En exil, Paul Eluard.

domingo, 7 de junio de 2015

Chez Alberta o la importancia del café de referencia


En el Café de los recuerdos una mujer bebe lentamente un gimlet azul como cielo de verano, frío como el espejo del pasado. Entra lentamente un hombre vestido de blanco, panamá en la cabeza y luz de zafiro en los ojos. El bar está tranquilo. Los recuerdos sobrevuelan las tertulias en torno a las mesas, se agarran a las paredes como mariposas cansadas, se posan sobre la espuma de cada cerveza, dibujan lo vivido posándose en el fondo de cada taza de café. El rumor del bar es como un lejano estruendo de golondrinas haciendo vuelo rasante. Hay vida en este bar que espera tu llegada, agua de mayo para vestir de flores los fusiles y las ventanas.”
Ismael Serrano.


Odio, je deteste, vivir en casa ajena. Pero lo odio aún un poco más, si cabe, cuando en esta casa ajena no se toma café. La casa ajena que está llena de aparatos por y para todo, a saber, un deshuesador de cerezas, pelador de manzanas, chisme para hacer huevos duros o à la coque, máquina de goffres, mandolina, picador de ajos etc. Mil y un cachivache pero no tienen una ridícula cafetera italiana. En la casa de los cachivaches inútiles justifican mis mofas entreveladas diciendo que son el país de Lépine (un prefecto de la policía de París que creó en 1901 un concurso de inventos, que continúa actualmente) y a mí me hace mucha gracia aquello de “el país de...” Ser el país de Descartes es la excusa para su absurdamente rígida metodología académica. Ser el país de Napoleón para su obsesión por ser una potencia a nivel internacional.

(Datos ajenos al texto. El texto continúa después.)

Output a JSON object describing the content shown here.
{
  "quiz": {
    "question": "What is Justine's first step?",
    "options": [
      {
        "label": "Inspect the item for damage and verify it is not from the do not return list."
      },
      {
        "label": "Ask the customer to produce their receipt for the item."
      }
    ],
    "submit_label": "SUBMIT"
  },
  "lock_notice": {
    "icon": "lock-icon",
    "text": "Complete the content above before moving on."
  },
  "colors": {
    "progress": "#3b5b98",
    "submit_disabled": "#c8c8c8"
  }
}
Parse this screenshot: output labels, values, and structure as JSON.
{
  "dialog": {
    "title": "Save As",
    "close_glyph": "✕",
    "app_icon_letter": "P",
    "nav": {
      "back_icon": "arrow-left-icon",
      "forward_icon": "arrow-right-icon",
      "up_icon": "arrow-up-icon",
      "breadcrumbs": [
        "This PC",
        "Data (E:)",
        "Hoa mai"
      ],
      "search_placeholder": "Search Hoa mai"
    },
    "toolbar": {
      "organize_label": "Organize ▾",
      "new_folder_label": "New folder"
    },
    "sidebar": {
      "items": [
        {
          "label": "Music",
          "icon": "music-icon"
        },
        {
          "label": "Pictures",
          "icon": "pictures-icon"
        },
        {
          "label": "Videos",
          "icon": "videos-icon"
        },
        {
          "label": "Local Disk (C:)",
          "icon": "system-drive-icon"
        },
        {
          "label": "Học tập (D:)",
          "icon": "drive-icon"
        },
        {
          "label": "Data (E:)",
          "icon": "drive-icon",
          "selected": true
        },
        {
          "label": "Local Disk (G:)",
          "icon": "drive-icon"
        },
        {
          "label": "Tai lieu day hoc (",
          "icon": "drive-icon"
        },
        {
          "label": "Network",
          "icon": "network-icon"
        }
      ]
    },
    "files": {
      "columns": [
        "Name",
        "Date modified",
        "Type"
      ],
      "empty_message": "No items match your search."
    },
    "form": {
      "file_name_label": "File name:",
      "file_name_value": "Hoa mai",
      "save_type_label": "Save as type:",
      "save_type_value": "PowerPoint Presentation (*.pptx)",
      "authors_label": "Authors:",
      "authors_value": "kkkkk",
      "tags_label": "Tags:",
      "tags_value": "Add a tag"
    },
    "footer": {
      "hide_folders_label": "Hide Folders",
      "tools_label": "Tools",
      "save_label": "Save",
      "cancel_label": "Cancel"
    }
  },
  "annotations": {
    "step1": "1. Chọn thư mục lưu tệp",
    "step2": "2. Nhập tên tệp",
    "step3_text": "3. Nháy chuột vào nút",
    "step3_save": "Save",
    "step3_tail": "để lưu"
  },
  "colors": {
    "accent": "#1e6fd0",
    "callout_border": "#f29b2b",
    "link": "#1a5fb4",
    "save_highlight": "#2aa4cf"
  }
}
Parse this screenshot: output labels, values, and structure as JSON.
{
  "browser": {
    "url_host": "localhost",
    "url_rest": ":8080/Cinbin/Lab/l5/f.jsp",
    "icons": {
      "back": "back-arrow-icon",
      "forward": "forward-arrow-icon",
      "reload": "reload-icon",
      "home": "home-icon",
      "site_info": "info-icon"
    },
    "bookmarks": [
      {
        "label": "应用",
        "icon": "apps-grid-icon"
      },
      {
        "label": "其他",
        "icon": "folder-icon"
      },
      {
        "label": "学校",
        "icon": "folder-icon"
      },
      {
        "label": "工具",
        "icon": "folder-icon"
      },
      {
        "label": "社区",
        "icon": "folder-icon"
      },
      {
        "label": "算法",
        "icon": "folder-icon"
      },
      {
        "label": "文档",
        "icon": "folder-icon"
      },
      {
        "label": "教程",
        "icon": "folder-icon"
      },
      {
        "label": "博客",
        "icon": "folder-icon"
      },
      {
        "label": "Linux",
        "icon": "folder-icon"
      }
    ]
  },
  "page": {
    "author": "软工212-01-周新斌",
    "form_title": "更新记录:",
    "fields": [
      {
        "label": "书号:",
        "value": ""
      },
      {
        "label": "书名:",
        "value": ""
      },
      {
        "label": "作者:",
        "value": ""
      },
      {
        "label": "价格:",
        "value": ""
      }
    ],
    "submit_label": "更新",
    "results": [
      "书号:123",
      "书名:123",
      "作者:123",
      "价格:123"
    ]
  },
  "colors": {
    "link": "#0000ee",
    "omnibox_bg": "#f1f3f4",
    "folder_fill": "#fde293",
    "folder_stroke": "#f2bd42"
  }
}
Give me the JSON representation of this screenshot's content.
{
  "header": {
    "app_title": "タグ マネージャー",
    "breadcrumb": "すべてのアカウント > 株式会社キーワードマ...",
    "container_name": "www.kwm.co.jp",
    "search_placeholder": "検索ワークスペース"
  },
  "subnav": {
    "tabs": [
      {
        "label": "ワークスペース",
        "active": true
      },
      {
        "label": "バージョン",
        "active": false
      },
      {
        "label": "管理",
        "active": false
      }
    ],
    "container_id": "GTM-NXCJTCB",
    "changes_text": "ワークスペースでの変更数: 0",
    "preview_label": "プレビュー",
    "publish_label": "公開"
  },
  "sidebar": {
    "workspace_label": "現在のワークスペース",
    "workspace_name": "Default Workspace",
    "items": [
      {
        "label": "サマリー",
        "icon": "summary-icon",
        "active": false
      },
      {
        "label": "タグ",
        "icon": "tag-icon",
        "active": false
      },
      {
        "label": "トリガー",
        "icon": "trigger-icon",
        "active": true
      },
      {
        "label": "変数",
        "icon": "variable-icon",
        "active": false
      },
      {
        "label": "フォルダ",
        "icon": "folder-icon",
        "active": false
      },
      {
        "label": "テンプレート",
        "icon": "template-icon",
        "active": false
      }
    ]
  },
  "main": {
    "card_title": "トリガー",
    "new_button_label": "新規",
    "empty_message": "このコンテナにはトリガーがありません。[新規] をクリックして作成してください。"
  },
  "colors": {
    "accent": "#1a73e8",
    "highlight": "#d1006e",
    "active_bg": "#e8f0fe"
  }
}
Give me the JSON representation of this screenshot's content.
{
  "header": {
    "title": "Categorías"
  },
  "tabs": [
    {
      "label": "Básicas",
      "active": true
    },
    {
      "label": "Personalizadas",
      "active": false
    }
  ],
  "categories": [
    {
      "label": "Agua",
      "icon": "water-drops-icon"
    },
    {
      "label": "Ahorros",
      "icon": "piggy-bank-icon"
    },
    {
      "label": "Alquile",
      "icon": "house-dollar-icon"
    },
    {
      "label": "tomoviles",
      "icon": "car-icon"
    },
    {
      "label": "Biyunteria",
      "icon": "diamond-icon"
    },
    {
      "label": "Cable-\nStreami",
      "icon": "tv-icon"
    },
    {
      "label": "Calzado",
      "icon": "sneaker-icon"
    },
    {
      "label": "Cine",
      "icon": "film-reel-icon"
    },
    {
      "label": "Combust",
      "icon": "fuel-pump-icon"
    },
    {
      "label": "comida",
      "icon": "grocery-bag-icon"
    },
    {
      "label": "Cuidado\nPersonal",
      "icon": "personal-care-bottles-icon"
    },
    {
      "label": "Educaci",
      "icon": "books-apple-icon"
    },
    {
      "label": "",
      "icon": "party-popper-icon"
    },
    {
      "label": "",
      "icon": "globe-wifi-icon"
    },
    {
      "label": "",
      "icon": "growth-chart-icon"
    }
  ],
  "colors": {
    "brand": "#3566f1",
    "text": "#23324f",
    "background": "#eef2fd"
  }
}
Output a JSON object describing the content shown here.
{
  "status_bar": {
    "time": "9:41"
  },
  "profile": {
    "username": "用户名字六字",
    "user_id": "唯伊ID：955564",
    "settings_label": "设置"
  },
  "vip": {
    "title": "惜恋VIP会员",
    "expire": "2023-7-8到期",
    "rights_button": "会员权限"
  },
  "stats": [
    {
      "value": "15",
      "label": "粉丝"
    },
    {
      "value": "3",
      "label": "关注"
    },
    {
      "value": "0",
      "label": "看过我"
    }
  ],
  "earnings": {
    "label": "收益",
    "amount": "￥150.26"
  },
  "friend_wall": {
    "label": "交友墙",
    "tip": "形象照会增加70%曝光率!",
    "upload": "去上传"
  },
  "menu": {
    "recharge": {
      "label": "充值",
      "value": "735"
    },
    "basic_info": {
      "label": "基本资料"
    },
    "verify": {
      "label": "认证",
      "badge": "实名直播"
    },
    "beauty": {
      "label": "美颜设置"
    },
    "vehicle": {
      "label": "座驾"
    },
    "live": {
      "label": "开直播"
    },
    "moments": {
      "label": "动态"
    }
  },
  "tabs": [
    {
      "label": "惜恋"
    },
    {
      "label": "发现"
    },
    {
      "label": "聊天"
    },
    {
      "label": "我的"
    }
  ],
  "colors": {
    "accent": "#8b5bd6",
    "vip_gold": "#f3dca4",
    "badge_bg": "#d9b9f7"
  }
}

En cualquier caso, en la casa del país de Lépine no hay café, y yo eso lo llevo muy mal. He intentado suplirlo comprando un calentador de agua para hacerme té a discreción en mi cuarto, pero no es lo mismo. Sobre todo, porque tomar un té sola al terminar o empezar el día, estudiando o vagueando simplemente, es algo diferente a lo que es el café para mí. El café yo lo veo como un fenómeno social. Por eso me lancé en una desesperada búsqueda por todo Lyon para encontrar una cafetería, un bar que hiciese las veces de cuartel general y lugar de referencia. 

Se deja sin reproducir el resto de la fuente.